Department of Physics and Institute of Materials Science and Engineering, Washington University, St. Louis, Missouri 63130, USA.
Department of Chemistry, University of Cambridge, Lensfield Road, Cambridge CB2 1EW, United Kingdom.
J Chem Phys. 2016 Dec 7;145(21):211501. doi: 10.1063/1.4967522.

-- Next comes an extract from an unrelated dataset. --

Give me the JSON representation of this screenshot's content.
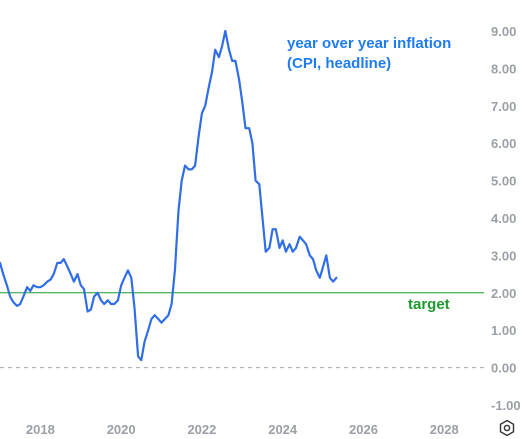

Many phenomena in the world around us depend on infrequent, yet short-lived, events that completely alter how a system subsequently develops in time. In the physical sciences, there are many examples of such crucial "rare events." Among the most important of these are nucleation processes, in which, due to a rare fluctuation, a new phase forms spontaneously within a meta-stable parent phase. Because nucleation processes are both rare and rapid and happen on a microscopic spatial scale, their experimental study is challenging. In recent years, there have been major developments both in the experimental study of nucleation phenomena and in the numerical simulation of such processes. As the articles in this special issue demonstrate, these recent advances in the ability to probe nucleation phenomena have transformed our understanding of the field.
我们周围世界中的许多现象都依赖于罕见但短暂的事件,这些事件完全改变了系统随后随时间的发展方式。在物理科学中,有许多这样至关重要的“罕见事件”的例子。其中最重要的是成核过程,在成核过程中,由于罕见的涨落,新相在亚稳母相中自发形成。由于成核过程既罕见又迅速,并且发生在微观空间尺度上,因此其实验研究具有挑战性。近年来,在成核现象的实验研究和此类过程的数值模拟方面都取得了重大进展。正如本特刊中的文章所表明的那样,这些在探测成核现象方面的最新进展改变了我们对该领域的理解。